Three long hours later, the train pulled into Santa Lucia station, jutting onto a peninsula made just for the train. I really had to use the bathroom, but I was startled to find what looked like a ticket entrance when I followed the WC signs. Huh? Seventy cents later, the gate behind the turnstile parted and I entered the lady’s toilettes.
Upon exiting the station,we arrived on the steps made famous from pictures of Venice. We took Vaparetto 82 (water bus) to our hotel. Vaparetto’s are very efficient. They just bumped right into each dock, lassoed the cement post, people hopped off, people hopped on, and two minutes later, the waterbus was on the move again. There was no messing around. We enjoyed seeing the “garages” right along the canals, with arched openings to pull the boat right into from the water and park for the night. A half hour later we arrived at the San Marco Stop. Thank God my husband looked at the hotel map before we left, because somehow after winding through tiny streets, he found our little Locanda Ca’Valeri.
Our hotel had a tiny, yet elegant entranceway. Our room was the first at the top of the winding staircase, with a tall ceiling (like all the hotels and buildings in Europe), wooden beams, hardwood floors, antique furniture and Murano glass chandeliers with pink, red, and blue accents. Three windows, probably about 6 feet tall, decorated our room with curtains and bedspread of deep red and green. The bathroom appeared to be newly remodeled with light brown tiles on the floor and walls.
The streets of Venice were probably wide enough for three people to walk side by side. They jutted out every which way, and you never knew if you’d end up in a hotel, a square, or just a dead end. We got lost on the side streets and found a quaint restaurant with vines decorating the ceiling beams and glass chandeliers and lamps. (The island of Murano, which is nearby, is famous for its glass, so Murano glass is everywhere in Venice.) My husband tasted his first Italian pizza, and I the gnocchi’s (once again) – very delicious.
The Canadian couple next to us began chatting and we spent our entire dinner sharing travel tales and information. They told us horror stories of driving in Florence, which we would later experience, first-hand).

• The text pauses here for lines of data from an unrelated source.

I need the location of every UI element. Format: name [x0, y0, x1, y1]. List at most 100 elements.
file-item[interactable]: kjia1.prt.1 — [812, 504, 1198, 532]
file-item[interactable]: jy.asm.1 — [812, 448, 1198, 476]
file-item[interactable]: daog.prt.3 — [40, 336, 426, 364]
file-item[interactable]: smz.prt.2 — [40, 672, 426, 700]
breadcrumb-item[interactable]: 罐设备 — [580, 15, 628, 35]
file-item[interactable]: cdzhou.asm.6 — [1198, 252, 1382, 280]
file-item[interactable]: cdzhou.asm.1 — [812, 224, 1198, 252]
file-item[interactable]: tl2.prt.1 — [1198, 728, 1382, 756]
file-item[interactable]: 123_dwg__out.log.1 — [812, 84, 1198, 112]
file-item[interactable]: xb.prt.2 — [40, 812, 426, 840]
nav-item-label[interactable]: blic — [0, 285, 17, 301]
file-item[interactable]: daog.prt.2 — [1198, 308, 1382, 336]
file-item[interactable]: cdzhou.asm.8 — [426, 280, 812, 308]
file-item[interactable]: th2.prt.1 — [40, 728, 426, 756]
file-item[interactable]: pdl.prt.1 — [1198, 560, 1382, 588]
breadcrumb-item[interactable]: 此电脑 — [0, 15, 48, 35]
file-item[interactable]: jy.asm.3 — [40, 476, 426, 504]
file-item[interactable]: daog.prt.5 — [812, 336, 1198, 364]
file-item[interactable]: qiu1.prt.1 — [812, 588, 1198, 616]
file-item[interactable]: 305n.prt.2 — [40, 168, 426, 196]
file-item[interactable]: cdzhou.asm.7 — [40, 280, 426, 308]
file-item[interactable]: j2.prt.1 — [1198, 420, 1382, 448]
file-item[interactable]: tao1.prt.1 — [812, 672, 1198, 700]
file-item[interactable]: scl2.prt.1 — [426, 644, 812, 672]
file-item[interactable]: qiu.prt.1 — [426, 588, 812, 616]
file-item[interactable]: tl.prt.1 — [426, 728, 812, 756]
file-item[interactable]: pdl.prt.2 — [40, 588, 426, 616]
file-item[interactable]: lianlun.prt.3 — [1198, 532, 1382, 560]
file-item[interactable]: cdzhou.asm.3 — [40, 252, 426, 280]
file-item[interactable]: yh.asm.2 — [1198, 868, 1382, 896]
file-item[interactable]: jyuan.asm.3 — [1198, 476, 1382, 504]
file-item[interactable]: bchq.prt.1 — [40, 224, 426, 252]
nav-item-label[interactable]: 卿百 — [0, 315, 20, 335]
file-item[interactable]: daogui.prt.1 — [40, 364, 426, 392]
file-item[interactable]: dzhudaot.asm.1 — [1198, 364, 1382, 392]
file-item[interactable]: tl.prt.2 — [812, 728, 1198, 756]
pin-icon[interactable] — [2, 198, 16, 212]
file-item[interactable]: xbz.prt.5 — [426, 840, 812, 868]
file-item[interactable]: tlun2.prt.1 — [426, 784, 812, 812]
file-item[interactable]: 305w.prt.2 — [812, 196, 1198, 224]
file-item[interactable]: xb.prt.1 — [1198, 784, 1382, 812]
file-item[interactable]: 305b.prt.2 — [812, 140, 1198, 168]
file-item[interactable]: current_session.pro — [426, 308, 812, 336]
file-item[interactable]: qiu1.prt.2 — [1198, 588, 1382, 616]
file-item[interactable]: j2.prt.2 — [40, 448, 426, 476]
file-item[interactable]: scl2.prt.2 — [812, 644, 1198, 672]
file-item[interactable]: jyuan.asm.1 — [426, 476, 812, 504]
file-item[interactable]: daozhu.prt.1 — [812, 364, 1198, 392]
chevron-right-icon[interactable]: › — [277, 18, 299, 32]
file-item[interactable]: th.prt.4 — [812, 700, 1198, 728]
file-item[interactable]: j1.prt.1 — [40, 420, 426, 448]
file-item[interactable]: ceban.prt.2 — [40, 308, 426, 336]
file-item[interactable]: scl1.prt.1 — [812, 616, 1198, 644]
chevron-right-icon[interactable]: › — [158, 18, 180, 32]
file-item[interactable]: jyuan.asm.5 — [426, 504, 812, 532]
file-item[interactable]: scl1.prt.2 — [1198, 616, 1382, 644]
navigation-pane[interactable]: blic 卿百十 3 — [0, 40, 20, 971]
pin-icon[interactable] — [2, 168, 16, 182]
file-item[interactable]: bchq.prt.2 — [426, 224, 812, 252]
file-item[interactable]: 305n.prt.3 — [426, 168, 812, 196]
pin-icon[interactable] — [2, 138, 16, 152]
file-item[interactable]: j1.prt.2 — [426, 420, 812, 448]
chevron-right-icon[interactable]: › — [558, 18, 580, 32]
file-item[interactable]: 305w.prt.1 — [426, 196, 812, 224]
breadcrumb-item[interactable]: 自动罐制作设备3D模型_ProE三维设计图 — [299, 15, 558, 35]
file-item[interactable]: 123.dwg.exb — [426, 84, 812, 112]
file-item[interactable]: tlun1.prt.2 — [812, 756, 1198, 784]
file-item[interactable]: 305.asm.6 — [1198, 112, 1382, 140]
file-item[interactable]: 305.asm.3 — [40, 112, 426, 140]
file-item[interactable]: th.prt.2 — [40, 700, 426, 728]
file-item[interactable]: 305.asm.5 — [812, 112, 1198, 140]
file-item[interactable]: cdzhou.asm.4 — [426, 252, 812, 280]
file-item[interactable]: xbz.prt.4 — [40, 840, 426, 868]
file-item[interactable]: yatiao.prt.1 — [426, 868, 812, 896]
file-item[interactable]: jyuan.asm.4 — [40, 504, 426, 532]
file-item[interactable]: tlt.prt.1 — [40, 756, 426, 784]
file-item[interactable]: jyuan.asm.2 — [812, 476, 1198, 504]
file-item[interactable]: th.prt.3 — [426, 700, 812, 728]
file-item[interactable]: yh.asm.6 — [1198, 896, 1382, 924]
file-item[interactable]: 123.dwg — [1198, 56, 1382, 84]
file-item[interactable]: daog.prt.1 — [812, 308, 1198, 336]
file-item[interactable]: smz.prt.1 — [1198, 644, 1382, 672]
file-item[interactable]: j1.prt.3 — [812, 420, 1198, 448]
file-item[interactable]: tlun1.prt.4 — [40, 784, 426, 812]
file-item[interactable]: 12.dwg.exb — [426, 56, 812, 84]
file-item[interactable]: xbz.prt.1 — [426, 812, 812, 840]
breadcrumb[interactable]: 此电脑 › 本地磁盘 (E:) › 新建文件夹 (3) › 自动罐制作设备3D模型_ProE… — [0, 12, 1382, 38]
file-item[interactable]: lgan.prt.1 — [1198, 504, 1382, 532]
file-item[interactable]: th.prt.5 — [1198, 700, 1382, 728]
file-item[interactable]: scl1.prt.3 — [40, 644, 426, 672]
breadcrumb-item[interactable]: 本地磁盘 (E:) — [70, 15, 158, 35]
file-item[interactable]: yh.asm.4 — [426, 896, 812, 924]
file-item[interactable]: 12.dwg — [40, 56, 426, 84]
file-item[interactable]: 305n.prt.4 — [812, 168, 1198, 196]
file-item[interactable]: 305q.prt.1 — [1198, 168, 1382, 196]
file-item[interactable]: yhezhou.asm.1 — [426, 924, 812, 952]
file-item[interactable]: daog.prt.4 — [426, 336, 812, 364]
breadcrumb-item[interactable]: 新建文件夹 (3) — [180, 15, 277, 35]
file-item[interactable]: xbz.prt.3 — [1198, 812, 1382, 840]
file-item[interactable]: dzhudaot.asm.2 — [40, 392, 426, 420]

After dinner, we found Piazza San Marco, or St. Mark’s Square, dimly lit in the moonlight. Several people sat in a large outdoor café, listening to a live band. Then we walked to the Rialto Bridge and took in the views of Venice, sparkling in reds, greens, and yellows against the water. Gondolas passed underneath us, occasionally an Italian melody echoing through the air. Unfortunately, our cameras couldn’t capture the magic, so we just sat back, and took it all in.